Such instances of fakery are not too distantly related to the notion of the mock documentary, though obviously they have different purposes. The fakery in the early films was, according to Barnouw, there to provide excitement and authenticity; staged scenes were included to illustrate the actions depicted in the actuality footage and to enhance their credibility. The idea was that, if audiences could see even a re-creation of a historic event, they would more readily believe it actually happened. The idea behind the mock documentary is similar: if the audience sees something presented in documentary mode, they will be more apt to believe it. But the ultimate goal of the mock documentary is not to enhance believability but to question it. While numerous turn-of-the-century actuality films of wars and natural disasters were partially faked in order to make them seem more real, mock documentaries are made to look as real as possible in part to fake out the audience, and in part to challenge them to question what they see.

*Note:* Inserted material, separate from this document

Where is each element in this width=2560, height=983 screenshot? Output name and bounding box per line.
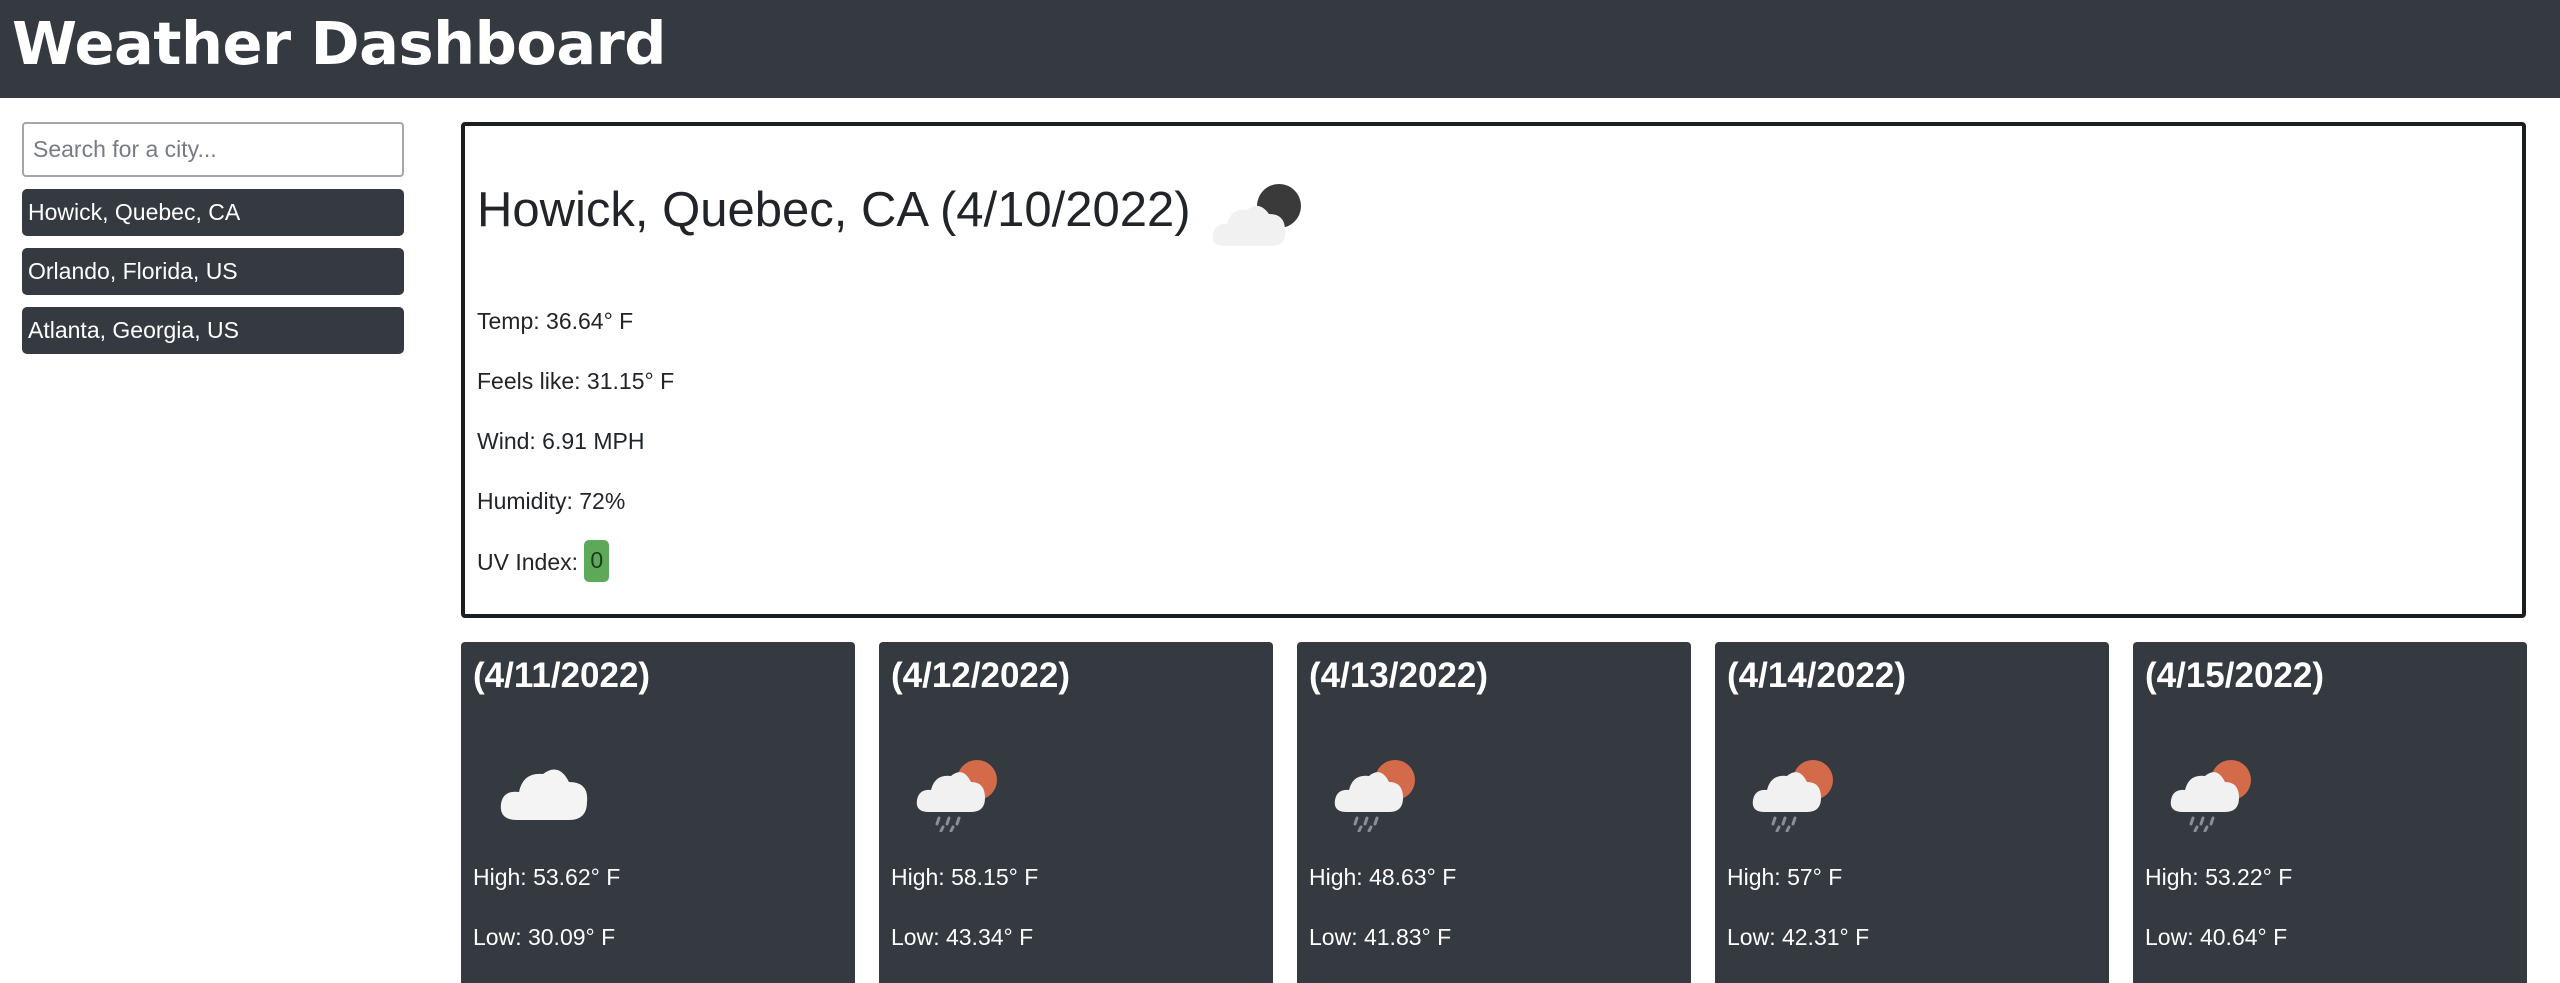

In other words, documentarists, for as long as such a word has existed, have taken liberties with the form of documentary: they have embellished the truth to make the truth more believable, "real," convincing, vivid, memorable, or otherwise more suitable for filming. As Barnouw states, the creative embellishment of actual events "was not so much `deceit' as enterprise." A history of the manipulation of "truth" in documentary film is, essentially, a history of documentary itself. Barnouw goes on to make a rather bold claim: "The public was accustomed to news pictures having an uncertain and remote link to events. The relationship was scarcely thought about." While this statement may be hard to take at face value, it holds a grain of truth. In its nascency, cinema and its viewers were still feeling each other out to understand what they could expect from each other. Having never seen battle footage before, not all viewers may have stopped to think about whether it was 100 percent genuine.
Directors of mock documentaries, on the other hand, start with a fictional event or person, and then embellish that fiction to make it seem more believable, "real," or convincing. Furthermore, these films often have as one of their specific goals the satire of the documentary form, a goal which, though present in any number of traditional documentaries, is by no means a hallmark of the form. And here we have a curious parallel: One could make a case that Barnouw's claim that the relationship between images and truth went unquestioned is still in effect today, though for vastly different reasons. Bombarded as we are with televised and filmed images of anything and everything, we have seen the lines between truth and fiction blurred, perhaps irreparably. (Witness the promotion strategy of the MTV series The Real World, or CNN's action-movie-like coverage of the Persian Gulf War.) Mock documentaries toy with viewers' abilities to separate truth and fiction by presenting them with a film that may be either truth or fiction—the viewer must decide (though, as we will see, many films do contain numerous hints), and if he or she is not informed enough to make that decision, he or she then becomes an object of satire, too.
So while the numerous partially staged documentaries that pepper film history bear some resemblance to modern mock documentaries, the two are not explicitly related. It is the difference between an embellished historical account and a cleverly concealed lie. If the truth really is stranger than fiction, directors of mock documentaries have their work cut out for them.